I discovered contesting in 2001 and 2002. There was plenty of activity on 28 MHz, a band for which I had a 3 el yagi at about 9m high.
In 2003 I had a lot of work to do in our new house and had no real antennas here. Low horizontal wires and automatic antenna couplers were used on the scarce free time. The dust settled in 2004 and with limited antennas but with considerable free time, I doubled the QSO count.

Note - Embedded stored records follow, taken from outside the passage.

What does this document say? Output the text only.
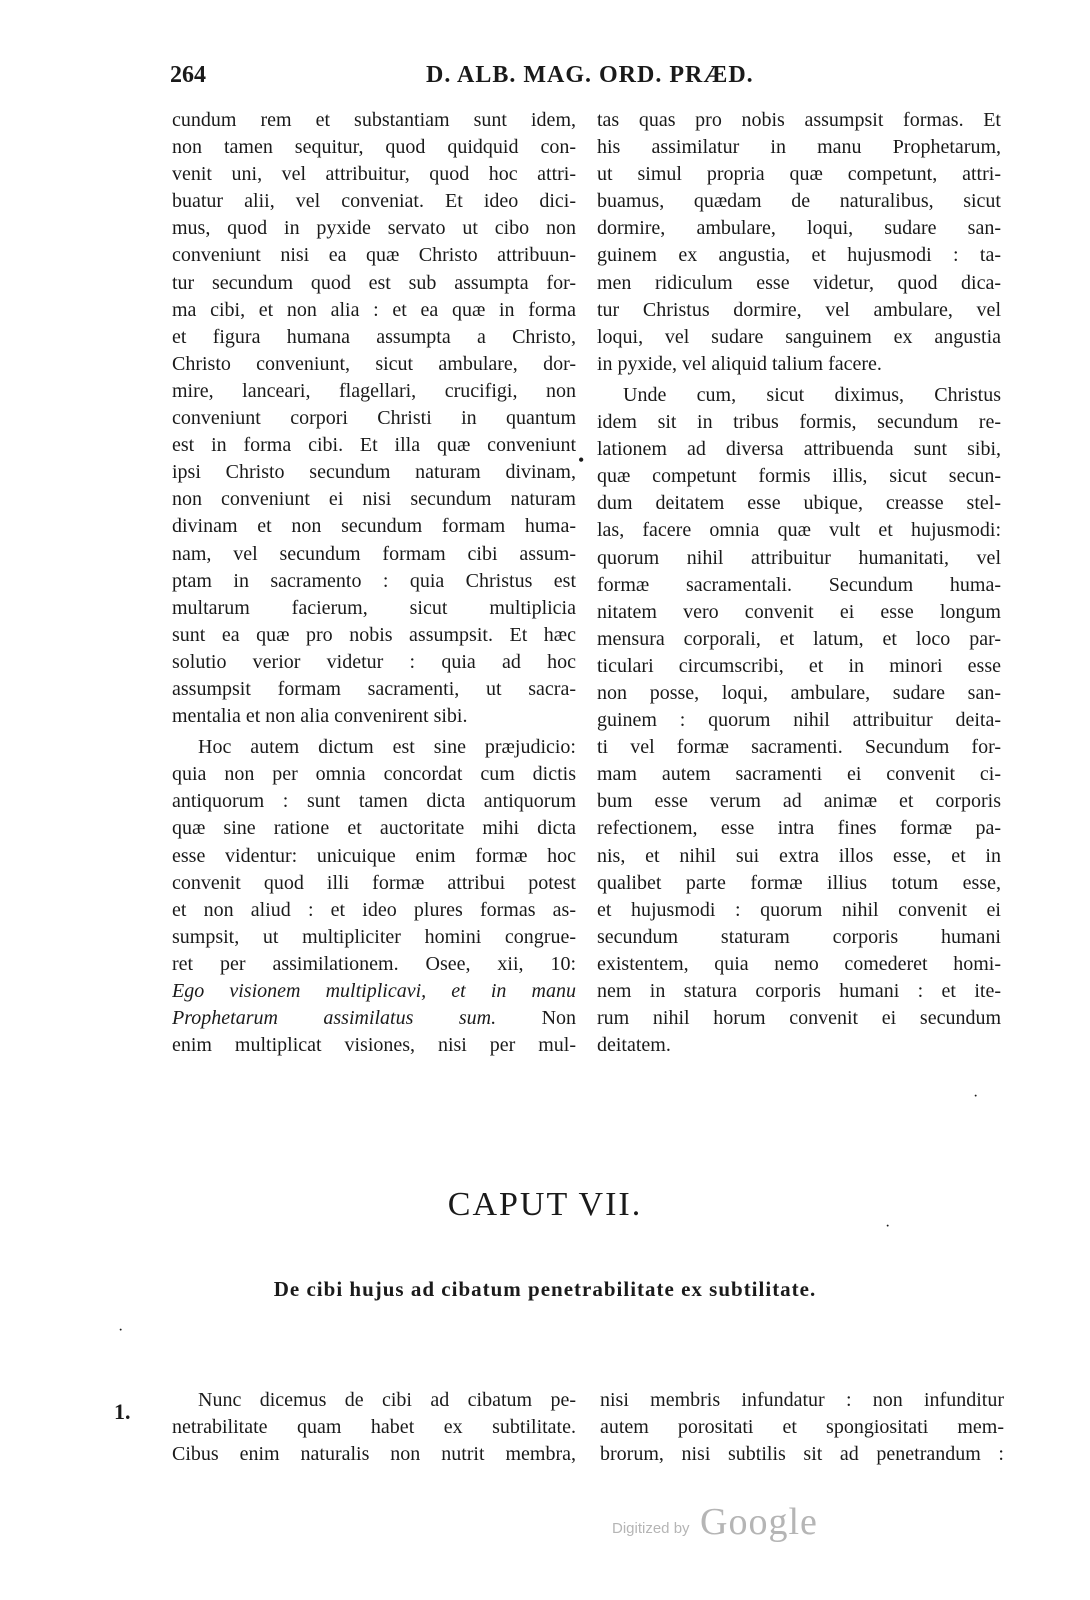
264	D. ALB. MAG. ORD. PRÆD.
cundum rem et substantiam sunt idem,
non tamen sequitur, quod quidquid con-
venit uni, vel attribuitur, quod hoc attri-
buatur alii, vel conveniat. Et ideo dici-
mus, quod in pyxide servato ut cibo non
conveniunt nisi ea quæ Christo attribuun-
tur secundum quod est sub assumpta for-
ma cibi, et non alia : et ea quæ in forma
et figura humana assumpta a Christo,
Christo conveniunt, sicut ambulare, dor-
mire, lanceari, flagellari, crucifigi, non
conveniunt corpori Christi in quantum
est in forma cibi. Et illa quæ conveniunt
ipsi Christo secundum naturam divinam,
non conveniunt ei nisi secundum naturam
divinam et non secundum formam huma-
nam, vel secundum formam cibi assum-
ptam in sacramento : quia Christus est
multarum facierum, sicut multiplicia
sunt ea quæ pro nobis assumpsit. Et hæc
solutio verior videtur : quia ad hoc
assumpsit formam sacramenti, ut sacra-
mentalia et non alia convenirent sibi.
Hoc autem dictum est sine præjudicio:
quia non per omnia concordat cum dictis
antiquorum : sunt tamen dicta antiquorum
quæ sine ratione et auctoritate mihi dicta
esse videntur: unicuique enim formæ hoc
convenit quod illi formæ attribui potest
et non aliud : et ideo plures formas as-
sumpsit, ut multipliciter homini congrue-
ret per assimilationem. Osee, xii, 10:
Ego visionem multiplicavi, et in manu
Prophetarum assimilatus sum. Non
enim multiplicat visiones, nisi per mul-
•
tas quas pro nobis assumpsit formas. Et
his assimilatur in manu Prophetarum,
ut simul propria quæ competunt, attri-
buamus, quædam de naturalibus, sicut
dormire, ambulare, loqui, sudare san-
guinem ex angustia, et hujusmodi : ta-
men ridiculum esse videtur, quod dica-
tur Christus dormire, vel ambulare, vel
loqui, vel sudare sanguinem ex angustia
in pyxide, vel aliquid talium facere.
Unde cum, sicut diximus, Christus
idem sit in tribus formis, secundum re-
lationem ad diversa attribuenda sunt sibi,
quæ competunt formis illis, sicut secun-
dum deitatem esse ubique, creasse stel-
las, facere omnia quæ vult et hujusmodi:
quorum nihil attribuitur humanitati, vel
formæ sacramentali. Secundum huma-
nitatem vero convenit ei esse longum
mensura corporali, et latum, et loco par-
ticulari circumscribi, et in minori esse
non posse, loqui, ambulare, sudare san-
guinem : quorum nihil attribuitur deita-
ti vel formæ sacramenti. Secundum for-
mam autem sacramenti ei convenit ci-
bum esse verum ad animæ et corporis
refectionem, esse intra fines formæ pa-
nis, et nihil sui extra illos esse, et in
qualibet parte formæ illius totum esse,
et hujusmodi : quorum nihil convenit ei
secundum staturam corporis humani
existentem, quia nemo comederet homi-
nem in statura corporis humani : et ite-
rum nihil horum convenit ei secundum
deitatem.
·
·
·
CAPUT VII.
De cibi hujus ad cibatum penetrabilitate ex subtilitate.
1.	Nunc dicemus de cibi ad cibatum pe-
netrabilitate quam habet ex subtilitate.
Cibus enim naturalis non nutrit membra,
nisi membris infundatur : non infunditur
autem porositati et spongiositati mem-
brorum, nisi subtilis sit ad penetrandum :
Digitized by Google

The difference between 2004 and 2005? A crank up tower to hold up better and higher low band wires, a big 10-15-20 yagi and a WARC dipole. That’s going from 8k to 18k. Oh wait, this is another major factor: 2005 was the year that the OO pfx was released for the first time and I made 17600 CW QSO as OO5ZO. Anyway the difference between crappy antennas and a tower to support real antennas is dramatic. Adding a 10 dB amp is NOT (January 2006).
I think 2008 and 2009 were two years that I had more to do for my job so I didn’t have so much time off. And early 2010 marked the birth of our first son. But then there was just no stopping me as the propagation peaked and the rates in the contests were mad. At least for a small station in Belgium. There was a small dip in 2013 because I missed two major contests due to storms and not wanting to crank up the tower.
Last year (2014) was the best so far. With my 5000 claimed QSO in CQ WW CW. I don’t think any single op has done this from Belgium in a contest? Yes I am damn proud of that ☺
I already know now that 2015 won’t show spectacular QSO totals. I also know the reason why but still I’m surprised to see I made 10k contest contacts already even with missing much of the major contests earlier this year.
High QSO numbers result in thousands of QSL cards coming in. But that’s something I will moan about very soon, when those boxes of incoming QSL are processed (what a waste of time!) and my wallet is a few hundred euro lighter.